The Constitution of India
Article 243T
Reservation of seats
(1) Seats shall be reserved for the Scheduled Castes and the Scheduled Tribes in every Municipality and the number of seats so reserved shall bear, as nearly as may be, the same proportion to the total number of seats to be filled by direct election in that Municipality as the population of the Scheduled Castes in the Municipal area or of the Scheduled Tribes in the Municipal area bears to the total population of that area and such seats may be allotted by rotation to different constituencies in a Municipality.
(2) Not less than one-third of the total number of seats reserved under clause (1) shall be reserved for women belonging to the Scheduled Castes or, as the case may be, the Scheduled Tribes.
(3) Not less than one-third (including the number of seats reserved for women belonging to the Scheduled Castes and the Scheduled Tribes) of the total number of seats to be filled by direct election in every Municipality shall be reserved for women and such seats may be allotted by rotation to different constituencies in a Municipality.
(4) The offices of Chairpersons in the Municipalities shall be reserved for the Scheduled Castes, the Scheduled Tribes and women in such manner as the Legislature of a State may, by law, provide.

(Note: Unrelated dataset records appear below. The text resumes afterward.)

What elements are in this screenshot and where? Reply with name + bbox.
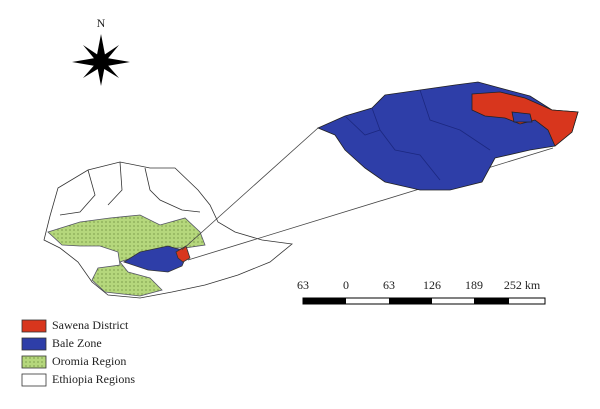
legend <box>21 319 47 387</box>
scale-label: 252 km <box>504 278 541 292</box>
scale-label: 126 <box>423 278 441 292</box>
legend-swatch <box>21 337 47 351</box>
legend-label: Sawena District <box>52 318 129 332</box>
legend-swatch <box>21 355 47 369</box>
scale-label: 63 <box>383 278 395 292</box>
ethiopia-map <box>43 127 554 299</box>
scale-bar: 63 0 63 126 189 252 km <box>297 278 546 305</box>
scale-label: 63 <box>297 278 309 292</box>
legend-label: Oromia Region <box>52 354 126 368</box>
legend-swatch <box>21 319 47 333</box>
north-arrow: N <box>72 16 130 86</box>
bale-zone-inset <box>316 81 579 191</box>
legend-label: Ethiopia Regions <box>52 372 135 386</box>
north-label: N <box>97 16 106 30</box>
scale-label: 0 <box>343 278 349 292</box>
scale-label: 189 <box>465 278 483 292</box>
legend-label: Bale Zone <box>52 336 102 350</box>
legend-swatch <box>21 373 47 387</box>
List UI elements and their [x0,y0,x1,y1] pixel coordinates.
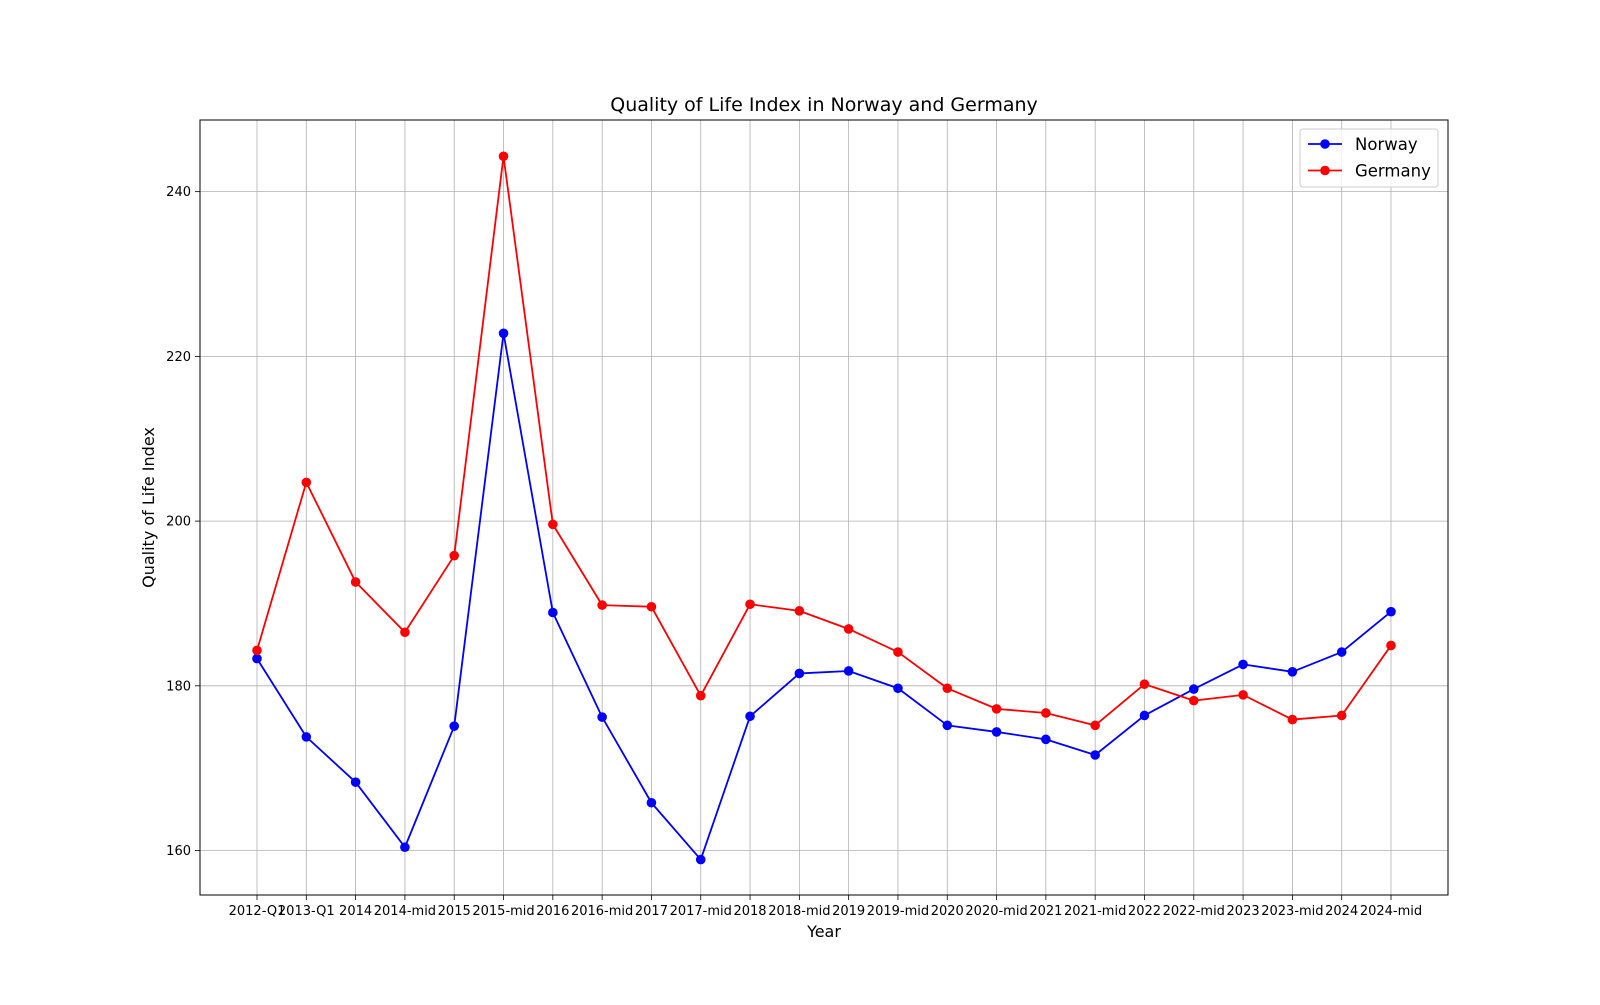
data-point-germany [843,624,854,634]
data-point-germany [794,606,805,616]
x-tick-label: 2014 [339,904,372,919]
data-point-germany [1139,679,1150,689]
x-tick-label: 2017 [635,904,668,919]
x-tick-label: 2022 [1128,904,1161,919]
data-point-norway [1238,659,1248,670]
x-tick-label: 2018-mid [768,904,830,919]
series-line-germany [256,155,1392,727]
data-point-germany [695,690,706,701]
data-point-germany [1238,690,1248,700]
legend-item-germany: Germany [1308,162,1431,181]
x-tick-label: 2017-mid [670,904,732,919]
data-point-germany [893,647,903,657]
series-germany [252,151,1396,731]
legend: Norway Germany [1299,128,1439,188]
data-point-norway [350,777,361,787]
data-point-norway [794,668,805,679]
data-point-norway [991,727,1002,737]
x-tick-label: 2023 [1227,904,1260,919]
legend-item-norway: Norway [1308,135,1418,154]
data-point-norway [301,732,312,742]
series-line-norway [256,332,1392,861]
data-point-germany [400,627,410,638]
y-tick-label: 200 [166,515,191,530]
x-tick-label: 2019-mid [867,904,929,919]
data-point-germany [1287,714,1298,725]
x-tick-label: 2019 [832,904,865,919]
data-point-norway [646,797,657,808]
data-point-germany [991,704,1002,714]
data-point-germany [745,599,755,610]
x-tick-label: 2020 [931,904,964,919]
data-point-germany [942,683,953,694]
data-point-norway [1041,734,1051,745]
x-tick-label: 2016 [536,904,569,919]
grid [200,120,1448,895]
y-tick-label: 160 [166,844,191,859]
data-point-norway [745,711,755,722]
x-tick-label: 2024 [1325,904,1358,919]
data-point-germany [350,577,361,587]
x-tick-label: 2020-mid [965,904,1027,919]
data-point-norway [1139,710,1150,721]
x-tick-label: 2013-Q1 [278,904,335,919]
data-point-norway [1188,684,1199,694]
data-point-norway [1386,606,1396,617]
y-tick-label: 220 [166,350,191,365]
data-point-germany [301,477,312,488]
data-point-norway [400,842,410,853]
data-point-germany [1041,708,1051,718]
data-point-germany [646,601,657,612]
x-tick-label: 2023-mid [1261,904,1323,919]
chart-title: Quality of Life Index in Norway and Germ… [610,94,1038,116]
data-point-norway [449,721,460,731]
data-point-germany [1090,720,1100,731]
data-point-norway [695,854,706,865]
x-tick-label: 2018 [733,904,766,919]
y-tick-label: 180 [166,679,191,694]
y-axis-label: Quality of Life Index [139,427,158,588]
legend-marker-norway [1320,139,1330,149]
x-tick-label: 2015 [438,904,471,919]
data-point-germany [1386,640,1396,651]
x-tick-label: 2012-Q1 [229,904,286,919]
data-point-germany [597,600,607,610]
y-tick-label: 240 [166,185,191,200]
data-point-norway [893,683,903,694]
legend-label-norway: Norway [1355,135,1418,154]
data-point-germany [548,519,558,530]
x-tick-label: 2022-mid [1163,904,1225,919]
x-axis-label: Year [806,922,841,941]
x-tick-label: 2021-mid [1064,904,1126,919]
data-point-norway [1336,647,1347,657]
data-point-germany [498,151,509,162]
data-point-norway [942,720,953,731]
data-point-norway [548,607,558,618]
data-point-germany [449,550,460,561]
data-point-germany [1336,710,1347,721]
legend-label-germany: Germany [1355,162,1431,181]
legend-marker-germany [1320,165,1330,176]
data-point-norway [1090,750,1100,760]
data-point-norway [498,328,509,339]
data-point-norway [843,666,854,676]
data-point-germany [252,645,262,656]
data-point-norway [252,653,262,664]
x-tick-label: 2021 [1029,904,1062,919]
x-tick-label: 2014-mid [374,904,436,919]
series-group [252,151,1396,865]
x-tick-label: 2024-mid [1360,904,1422,919]
plot-frame [199,119,1449,896]
data-point-germany [1188,695,1199,706]
data-point-norway [1287,667,1298,677]
data-point-norway [597,712,607,722]
x-tick-label: 2015-mid [472,904,534,919]
series-norway [252,328,1396,865]
x-tick-label: 2016-mid [571,904,633,919]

(5) The reservation of seats under clauses (1) and (2) and the reservation of offices of Chairpersons (other than the reservation for women) under clause (4) shall cease to have effect on the expiration of the period specified in article 334.
(6) Nothing in this Part shall prevent the Legislature of a State from making any provision for reservation of seats in any Municipality or offices of Chairpersons in the Municipalities in favour of backward class of citizens.
Why this exists
Added by the 74th Constitutional Amendment in 1992, this Article aimed to make urban local self-government genuinely representative. Just as Article 243D did for rural panchayats, 243T ensures that historically marginalized groups—SCs, STs, and women—have guaranteed seats in city and town governance, preventing their exclusion from local decision-making that directly affects daily civic life like sanitation, roads, and water supply.
How courts read it
Courts have generally upheld the mandatory nature of these reservations, treating them as essential to the constitutional scheme of local self-governance under Part IXA. Judicial decisions have clarified that reservation must be based on proper population data (often requiring updated caste/tribe census figures for the specific municipal area) and that rotation of reserved seats must not be manipulated to defeat the purpose of periodic access to representation for different constituencies.
Common misconceptions
- Myth: Women's reservation in municipalities will end after a fixed number of years, just like SC/ST reservation.
Fact: Clause (5) explicitly says only the SC/ST seat and Chairperson reservations end with the Article 334 timeline; reservation for women continues indefinitely. - Myth: States cannot add reservations beyond SC, ST, and women.
Fact: Clause (6) explicitly allows states to add reservations for backward classes as well, on top of the constitutionally mandated ones.